General Musharraf in Pakistan started supporting and sponsoring acts of terrorism even against innocent women and children in Kashmir describing such horrendous crimes as “freedom struggle” in Kashmir. Just like the fanatic crusaders of medieval years who marched into Muslim-held territories with the religiously intoxicating battle cry of “Deus Volt” or “God wills it,” the modern jihadis of Islam raised the battle cry “God is Great” while butchering innocent people for no fault of theirs. The US soon became for them the main patron and perpetrator of what they saw as the new anti-Muslim Crusade. The proclaimed policy of the US to wage a global war against terrorism after the tragic events of 9/11 and the strong action it started taking against suspected terrorists within its territories were seen as a part of America’s new war against Islam. By the close of the last decade of the 20th century the mood of Muslims in most parts of the world turned into one of implacable hostility and hatred against the US and its western allies.

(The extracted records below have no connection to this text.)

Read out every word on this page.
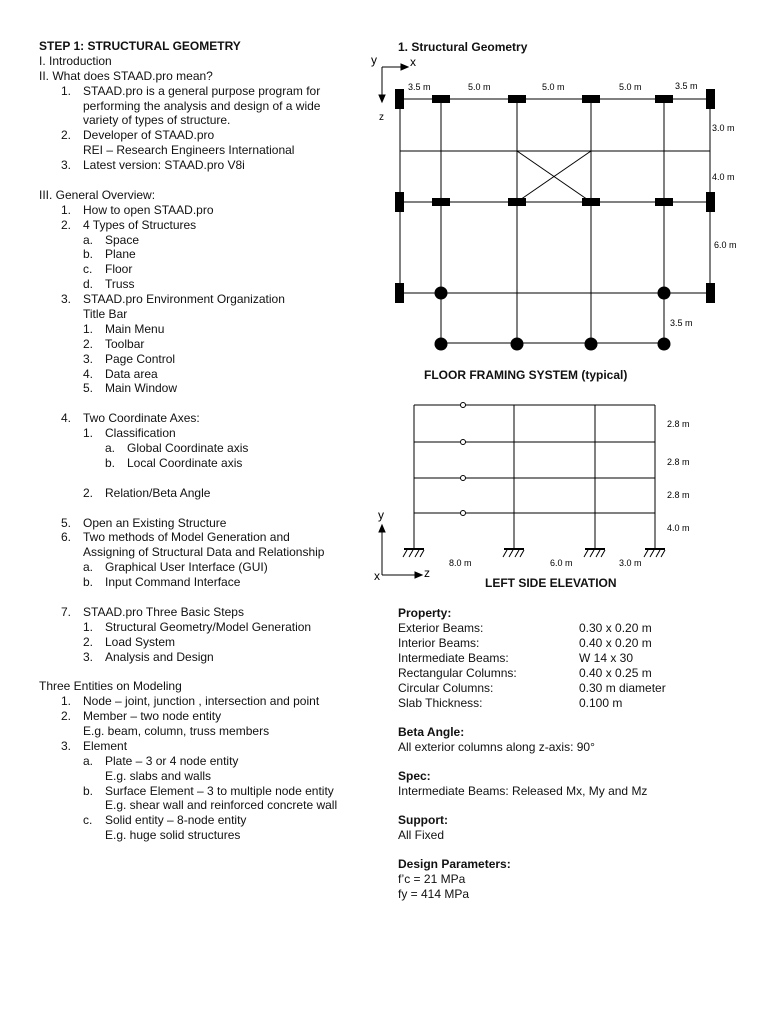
STEP 1: STRUCTURAL GEOMETRY
I. Introduction
II. What does STAAD.pro mean?
1. STAAD.pro is a general purpose program for
performing the analysis and design of a wide
variety of types of structure.
2. Developer of STAAD.pro
REI – Research Engineers International
3. Latest version: STAAD.pro V8i
III. General Overview:
1. How to open STAAD.pro
2. 4 Types of Structures
a. Space
b. Plane
c. Floor
d. Truss
3. STAAD.pro Environment Organization
Title Bar
1. Main Menu
2. Toolbar
3. Page Control
4. Data area
5. Main Window
4. Two Coordinate Axes:
1. Classification
a. Global Coordinate axis
b. Local Coordinate axis
2. Relation/Beta Angle
5. Open an Existing Structure
6. Two methods of Model Generation and
Assigning of Structural Data and Relationship
a. Graphical User Interface (GUI)
b. Input Command Interface
7. STAAD.pro Three Basic Steps
1. Structural Geometry/Model Generation
2. Load System
3. Analysis and Design
Three Entities on Modeling
1. Node – joint, junction , intersection and point
2. Member – two node entity
E.g. beam, column, truss members
3. Element
a. Plate – 3 or 4 node entity
E.g. slabs and walls
b. Surface Element – 3 to multiple node entity
E.g. shear wall and reinforced concrete wall
c. Solid entity – 8-node entity
E.g. huge solid structures
1. Structural Geometry
y	x
z
3.5 m	5.0 m	5.0 m	5.0 m	3.5 m
3.0 m
4.0 m
6.0 m
3.5 m
FLOOR FRAMING SYSTEM (typical)
y
x	z
2.8 m
2.8 m
2.8 m
4.0 m
8.0 m	6.0 m	3.0 m
LEFT SIDE ELEVATION
Property:
Exterior Beams:	0.30 x 0.20 m
Interior Beams:	0.40 x 0.20 m
Intermediate Beams:	W 14 x 30
Rectangular Columns:	0.40 x 0.25 m
Circular Columns:	0.30 m diameter
Slab Thickness:	0.100 m
Beta Angle:
All exterior columns along z-axis: 90°
Spec:
Intermediate Beams: Released Mx, My and Mz
Support:
All Fixed
Design Parameters:
f’c = 21 MPa
fy = 414 MPa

It is in this background that one has to assess the impact of the war launched by the US-UK coalition against Saddam Hussein in March 2003. Saddam had been a hated tyrant in the eyes of most Muslims ever since his aggression against Kuwait in 1991. Even the harsh sanctions enforced over Iraq under the authority of the UN which had caused enormous hardship to the Iraqi people had been approved by most Islamic countries as necessary to defang Saddam. The charge raised by the US against Saddam that he had built up a huge stock of weapons of mass destruction (WMD) to be used against other countries had been generally accepted by the Islamic countries, but when the weapons inspectors reported that they could not get any tangible evidence of the existence of WMD in Iraq, most countries started veering round to the view that enough was enough as punishment for Saddam and that there was no justification for a war to destroy him and his regime.



However, the US-UK alliance showed scant respect for any suggestion of softness for Saddam Hussein. It did not even bother to get the fig leaf of a UN resolution when it launched its all out war against Saddam which people have been watching round the clock with great shock and horror on the TV screens in their living rooms. These scenes of mayhem and destruction in Iraq have now convinced many Muslims that these are nothing but a part of the war on Islam by the Christian powers of the West. Saddam has now emerged from being a despised dictator to becoming the symbol of honour of Islam.



The Muslims had not been overly impressed by the fact that some of the major Christian powers like Germany, Russia and France had expressed strong opposition to the war launched by the US-UK alliance. On the other hand, they have now taken note of the fact that these countries are now showing their readiness to accept the realities of the battlefield. The foreign minister of Germany, Joschka Fischer, in his statement a few days ago had said that Germany was now interested only in seeing a speedy end to the war and was not against a regime change in Iraq.



Similar sentiments have been expressed by President Vladimir Putin of Russia also. Even the criticism from Paris has become more subdued of late. The statements of some senior spokespersons on behalf of the US government that Americans who had given their “life and blood” to liberate Iraq have the right to decide what they should do and how long they should stay in post-war Iraq have served to further convince the Islamic countries that this is a war for occupation and not liberation. The cumulative effect of all these developments is that more and more Muslims are becoming convinced that what is happening in Iraq is really the clash of civilisations.



The responsibility for removing such perceptions lies mainly with the US as the principal partner of the coalition against Iraq. It is now up to the US to prove that such fears and perceptions are unfounded and unjustified and to take appropriate steps to prevent escalation of the rift which has already set in between the Christian West and the Islamic world. The question now is whether the US will demonstrate its capability for this level of statesmanship and prevent its victory in the battlefield from becoming the greater calamity of a real clash of civilisations.